WD 0032−317

Observation data Epoch Equinox
- Constellation: Sculptor
- Right ascension: 00^{h} 34^{m} 49.8573^{s}
- Declination: −31° 29′ 52.686″
- Apparent magnitude (V): 16.17

Characteristics
- Evolutionary stage: White dwarf

Astrometry
- Parallax (π): 2.320±0.053 mas
- Distance: 431.1±9.8 pc

Orbit
- Primary: WD 0032−317
- Period (P): 8340.9090±0.0013 s
- Semi-amplitude (K_{1}) (primary): 53.4±1.7 km/s

Details

WD 0032−317
- Mass: 0.4187±0.0047 (He-core) 0.386±0.014 (Hybrid-core) M_{☉}
- Radius: 0.0266±0.0012 R_{☉}
- Temperature: 36965±100 K

WD 0032−317 b
- Mass: 0.0812±0.0029 (He-core) 0.0750±0.0037 (Hybrid-core) M_{☉}
- Radius: 0.0789+0.0085 −0.0083 (He-core) 0.0747+0.0085 −0.0079 (Hybrid-core) R_{☉}
- Temperature: 5126±28 (He-core) 5111±41 (Hybrid-core) (equilibrium temperature) K
- Other designations: WD 0032−317, MCT 0032-3146, EC 00323-3146, GALEX J003449.8-312952, 2MASS J00344984-3129524, TIC 251857373, USNO-B1.0 0585-00006922, Gaia DR3 2317319612801004416, Gaia DR2 2317319612801004416

Database references
- SIMBAD: data

= WD 0032−317 =

White dwarf system with a hot brown dwarf

WD 0032−317 is a low mass white dwarf star orbited by brown dwarf WD 0032−317 b.

== WD 0032−317==
The white dwarf WD 0032−317 is located about 1,400 light years from Earth.
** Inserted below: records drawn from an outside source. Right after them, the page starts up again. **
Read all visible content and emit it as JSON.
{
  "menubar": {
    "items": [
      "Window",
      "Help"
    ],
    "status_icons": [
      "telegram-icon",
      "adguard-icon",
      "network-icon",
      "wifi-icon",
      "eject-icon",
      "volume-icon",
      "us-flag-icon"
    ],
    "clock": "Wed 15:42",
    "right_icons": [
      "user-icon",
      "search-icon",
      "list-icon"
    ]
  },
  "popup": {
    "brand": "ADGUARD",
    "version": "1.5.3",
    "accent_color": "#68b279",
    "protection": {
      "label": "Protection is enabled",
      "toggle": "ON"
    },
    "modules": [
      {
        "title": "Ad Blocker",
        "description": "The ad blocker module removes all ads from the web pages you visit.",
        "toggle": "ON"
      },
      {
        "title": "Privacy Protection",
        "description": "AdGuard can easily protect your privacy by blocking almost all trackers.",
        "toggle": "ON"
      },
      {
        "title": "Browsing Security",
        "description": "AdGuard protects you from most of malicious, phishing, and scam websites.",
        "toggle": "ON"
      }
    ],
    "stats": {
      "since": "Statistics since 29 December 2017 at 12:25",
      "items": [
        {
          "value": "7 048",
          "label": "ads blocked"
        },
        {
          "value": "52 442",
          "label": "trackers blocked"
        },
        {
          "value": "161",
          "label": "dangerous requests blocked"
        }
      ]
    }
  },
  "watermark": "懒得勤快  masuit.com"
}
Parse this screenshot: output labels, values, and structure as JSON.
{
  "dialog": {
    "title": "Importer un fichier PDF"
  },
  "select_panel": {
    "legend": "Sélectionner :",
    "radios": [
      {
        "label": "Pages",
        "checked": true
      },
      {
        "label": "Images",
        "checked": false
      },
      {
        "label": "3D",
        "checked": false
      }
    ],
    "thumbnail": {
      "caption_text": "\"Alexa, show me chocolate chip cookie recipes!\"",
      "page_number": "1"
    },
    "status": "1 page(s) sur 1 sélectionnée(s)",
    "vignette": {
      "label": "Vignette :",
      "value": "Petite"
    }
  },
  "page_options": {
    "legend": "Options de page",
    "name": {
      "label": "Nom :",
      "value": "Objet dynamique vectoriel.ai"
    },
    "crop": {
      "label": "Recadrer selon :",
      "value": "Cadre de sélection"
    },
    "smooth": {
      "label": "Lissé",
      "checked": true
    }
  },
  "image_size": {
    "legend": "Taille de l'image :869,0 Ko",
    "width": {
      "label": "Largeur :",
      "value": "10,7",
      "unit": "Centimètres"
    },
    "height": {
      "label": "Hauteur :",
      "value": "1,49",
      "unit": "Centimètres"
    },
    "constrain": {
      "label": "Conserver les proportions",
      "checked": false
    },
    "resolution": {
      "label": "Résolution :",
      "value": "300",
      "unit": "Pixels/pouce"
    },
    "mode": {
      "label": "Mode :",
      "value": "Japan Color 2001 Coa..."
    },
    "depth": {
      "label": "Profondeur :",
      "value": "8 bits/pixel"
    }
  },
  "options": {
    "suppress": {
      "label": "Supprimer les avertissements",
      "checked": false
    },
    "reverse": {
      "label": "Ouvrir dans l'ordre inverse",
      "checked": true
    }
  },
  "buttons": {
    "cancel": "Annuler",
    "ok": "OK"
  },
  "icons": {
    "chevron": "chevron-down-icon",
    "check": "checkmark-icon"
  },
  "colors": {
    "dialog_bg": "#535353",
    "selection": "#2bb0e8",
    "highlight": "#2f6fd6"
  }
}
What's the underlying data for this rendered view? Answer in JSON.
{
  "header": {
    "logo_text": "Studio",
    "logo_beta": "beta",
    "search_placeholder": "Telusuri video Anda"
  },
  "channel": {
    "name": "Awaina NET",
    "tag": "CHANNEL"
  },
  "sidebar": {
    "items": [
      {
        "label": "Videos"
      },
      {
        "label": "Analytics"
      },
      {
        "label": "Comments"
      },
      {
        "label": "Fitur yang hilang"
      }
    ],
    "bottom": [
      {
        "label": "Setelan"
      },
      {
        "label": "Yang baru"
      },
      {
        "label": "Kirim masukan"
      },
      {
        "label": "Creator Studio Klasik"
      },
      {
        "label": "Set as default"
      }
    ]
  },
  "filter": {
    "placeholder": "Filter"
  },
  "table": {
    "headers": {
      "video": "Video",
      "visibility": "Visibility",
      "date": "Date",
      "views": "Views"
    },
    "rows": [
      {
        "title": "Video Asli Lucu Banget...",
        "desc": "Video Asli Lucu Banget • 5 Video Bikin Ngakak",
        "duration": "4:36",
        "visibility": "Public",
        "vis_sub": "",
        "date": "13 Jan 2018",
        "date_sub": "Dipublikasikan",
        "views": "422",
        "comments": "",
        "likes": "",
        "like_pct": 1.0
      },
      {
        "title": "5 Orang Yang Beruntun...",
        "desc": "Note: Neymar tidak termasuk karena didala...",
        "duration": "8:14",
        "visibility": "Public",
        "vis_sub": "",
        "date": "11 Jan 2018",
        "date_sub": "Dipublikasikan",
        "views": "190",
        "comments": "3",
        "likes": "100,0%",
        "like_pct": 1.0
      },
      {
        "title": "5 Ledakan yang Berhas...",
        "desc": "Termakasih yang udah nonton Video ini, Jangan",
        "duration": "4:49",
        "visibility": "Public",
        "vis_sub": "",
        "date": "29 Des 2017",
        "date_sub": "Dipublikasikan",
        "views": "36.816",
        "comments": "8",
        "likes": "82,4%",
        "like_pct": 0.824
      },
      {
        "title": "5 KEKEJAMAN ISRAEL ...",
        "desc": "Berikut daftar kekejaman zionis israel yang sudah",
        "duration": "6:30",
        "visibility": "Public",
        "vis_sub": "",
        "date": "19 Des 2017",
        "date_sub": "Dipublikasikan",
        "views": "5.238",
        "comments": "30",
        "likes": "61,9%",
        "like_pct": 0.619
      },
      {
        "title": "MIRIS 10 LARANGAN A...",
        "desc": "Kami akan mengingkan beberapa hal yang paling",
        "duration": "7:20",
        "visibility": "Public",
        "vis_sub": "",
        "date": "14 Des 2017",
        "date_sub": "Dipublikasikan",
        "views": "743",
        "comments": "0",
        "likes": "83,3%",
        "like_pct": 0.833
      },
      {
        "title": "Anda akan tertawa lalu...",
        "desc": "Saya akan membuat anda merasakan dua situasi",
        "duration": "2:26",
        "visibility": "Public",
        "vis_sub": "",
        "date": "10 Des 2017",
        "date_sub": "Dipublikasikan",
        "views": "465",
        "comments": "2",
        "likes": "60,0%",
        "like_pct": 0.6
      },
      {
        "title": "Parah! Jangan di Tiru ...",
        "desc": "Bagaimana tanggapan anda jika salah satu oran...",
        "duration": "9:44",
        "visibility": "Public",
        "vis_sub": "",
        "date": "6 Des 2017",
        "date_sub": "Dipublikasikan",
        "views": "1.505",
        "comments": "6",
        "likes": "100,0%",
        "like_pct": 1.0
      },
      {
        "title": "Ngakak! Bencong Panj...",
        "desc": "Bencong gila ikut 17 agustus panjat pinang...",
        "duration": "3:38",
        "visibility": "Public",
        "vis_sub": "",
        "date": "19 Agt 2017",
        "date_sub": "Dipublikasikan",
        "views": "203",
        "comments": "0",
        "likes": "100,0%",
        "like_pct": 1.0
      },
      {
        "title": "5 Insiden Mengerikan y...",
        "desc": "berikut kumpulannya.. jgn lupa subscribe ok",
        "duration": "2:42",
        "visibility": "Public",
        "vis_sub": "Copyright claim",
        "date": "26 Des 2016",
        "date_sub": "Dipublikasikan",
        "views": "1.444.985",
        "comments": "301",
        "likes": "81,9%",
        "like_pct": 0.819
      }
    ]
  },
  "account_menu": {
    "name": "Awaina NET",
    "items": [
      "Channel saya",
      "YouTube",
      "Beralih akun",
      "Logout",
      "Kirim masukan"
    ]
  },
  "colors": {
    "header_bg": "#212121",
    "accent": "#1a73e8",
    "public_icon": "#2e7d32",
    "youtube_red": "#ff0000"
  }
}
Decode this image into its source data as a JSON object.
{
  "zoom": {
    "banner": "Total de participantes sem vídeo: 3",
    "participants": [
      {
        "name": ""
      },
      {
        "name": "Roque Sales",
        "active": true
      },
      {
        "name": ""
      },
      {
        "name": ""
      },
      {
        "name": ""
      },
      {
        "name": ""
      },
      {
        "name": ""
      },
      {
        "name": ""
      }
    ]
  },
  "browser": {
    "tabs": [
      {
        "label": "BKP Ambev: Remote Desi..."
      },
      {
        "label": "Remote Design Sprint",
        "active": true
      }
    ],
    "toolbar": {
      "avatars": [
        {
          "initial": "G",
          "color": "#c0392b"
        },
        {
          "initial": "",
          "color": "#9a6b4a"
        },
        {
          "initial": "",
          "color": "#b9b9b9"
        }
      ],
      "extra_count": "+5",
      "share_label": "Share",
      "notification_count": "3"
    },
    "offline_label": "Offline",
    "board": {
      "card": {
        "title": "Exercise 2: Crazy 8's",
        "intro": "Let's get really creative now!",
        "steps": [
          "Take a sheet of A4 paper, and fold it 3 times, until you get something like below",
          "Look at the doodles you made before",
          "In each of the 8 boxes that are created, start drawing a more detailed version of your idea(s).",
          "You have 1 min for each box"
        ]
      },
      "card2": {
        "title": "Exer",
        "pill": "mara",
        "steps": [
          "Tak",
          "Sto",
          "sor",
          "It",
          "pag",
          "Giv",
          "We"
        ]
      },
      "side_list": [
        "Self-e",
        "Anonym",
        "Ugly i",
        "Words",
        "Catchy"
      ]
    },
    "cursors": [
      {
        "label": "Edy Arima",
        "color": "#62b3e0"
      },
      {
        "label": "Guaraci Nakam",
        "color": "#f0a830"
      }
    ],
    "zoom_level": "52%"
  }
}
WD 0032−317 formed about three billion years ago when a low mass star (possibly of 1.3 solar masses) expanded into its red giant phase. The star then blew out its outer layers leaving behind the helium-rich core (which is WD 0032−317).

== WD 0032−317 b ==
The orbiting brown dwarf, WD 0032−317 b, was massive enough to survive the red giant's nova event. It is an extremely hot and very large (75-88 Jupiter masses) brown dwarf that orbits WD 0032−317. One orbit from WD 0032−317 b takes only 2.5 hours. This object is tidally locked to its star with a day side temperature of 8000 K and a night temperature of about 2000 K making its temperature equivalent to a planet orbiting close to a late stage B-type star. The intense ultraviolet (UV) exposure can break down the molecules in WD 0032−317's atmosphere and vaporize materials from the surface of the brown dwarf.